ニートの響きに抵抗せんとする、なけなしのプライドの表れだった。
そして苦い表情で中心にいる大男が、彼らの代表だ。
自警団の団長を自称する、筋金入りのニートが言う。
「恐れていた事態が起こった」
日常はかくも容易く崩れ落ちる。
それは平穏を乱す、致命的な一言だった。
「――禁酒法が発令された。女王様の命令だ」
女王という名が指し示す人物は一人しかいない。
すなわち、運営組のボスである。
現状、プレイヤーの所属する組織は三つに分けることが出来る。
攻略組、検証組、そして運営組だ。
攻略組はゲームの攻略を進め、検証組は情報の収集と分析を担っている。
では、運営組の役割はといえば、プレイヤー全体の管理と支援だ。
集団にはまとめ役が必要不可欠。
トップのいない集団は烏合の衆でしかなく、個々人が好き勝手にやっていては、いつか破綻が訪れる。歴史を紐解くまでもなく、人間が放っておくとアホになる生き物であることは分かり切っている。
デスゲームにおいても、それは変わらない。
運営組の役割は秩序の維持だ。
プレイヤー同士のいざこざを解決し、新人の教育や情報の共有、生産職の支援などを行っている。会社で言うなら総務部に近いかもしれない。

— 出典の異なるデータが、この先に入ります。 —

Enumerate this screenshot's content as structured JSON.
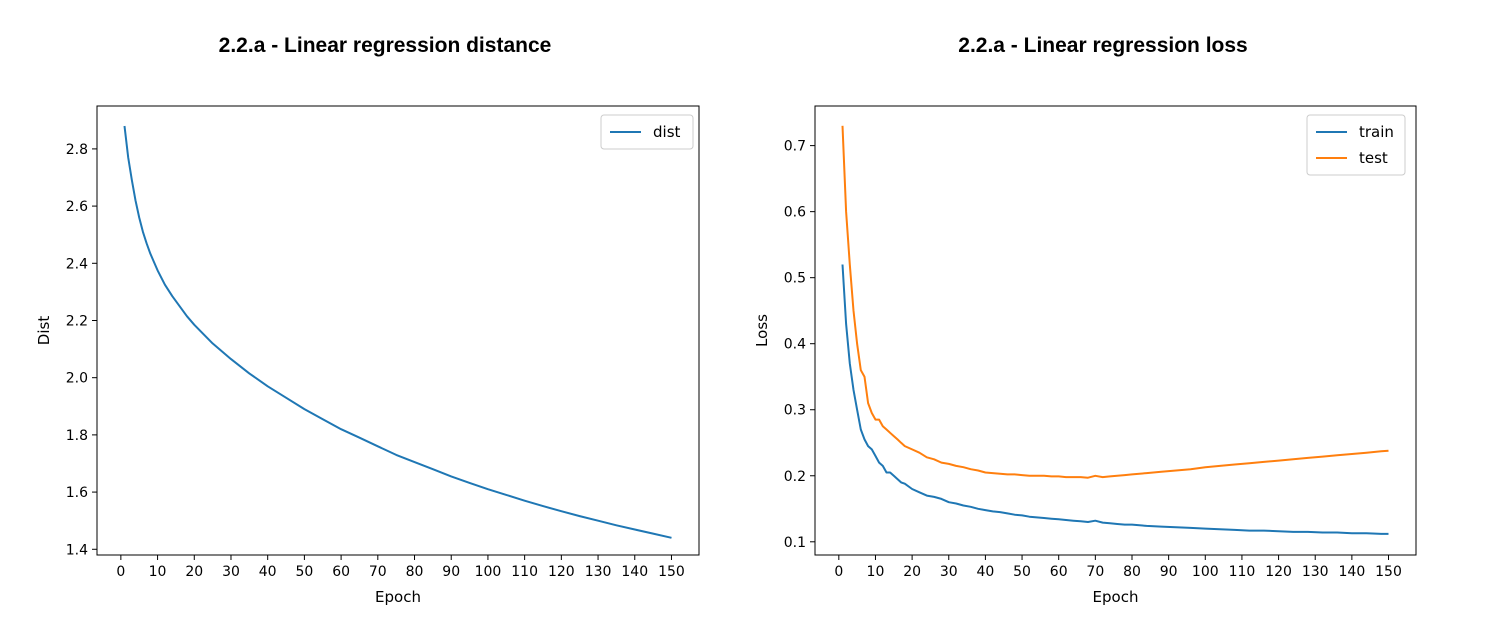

俺の店も運営組の庇護下にあり、その為、毎月みかじめ料としてかなりの金額を支払っている。ヤクザみたいなやり口だが、まあ、国も自治体もない状況ではそうなるのも自然だろう。
ともあれ、その女王によって、禁酒法が発令された。
日常は終わり、戦う時が来たということだ。
「行くぞ」
俺たちは店を飛び出し、女王の根城に向かった。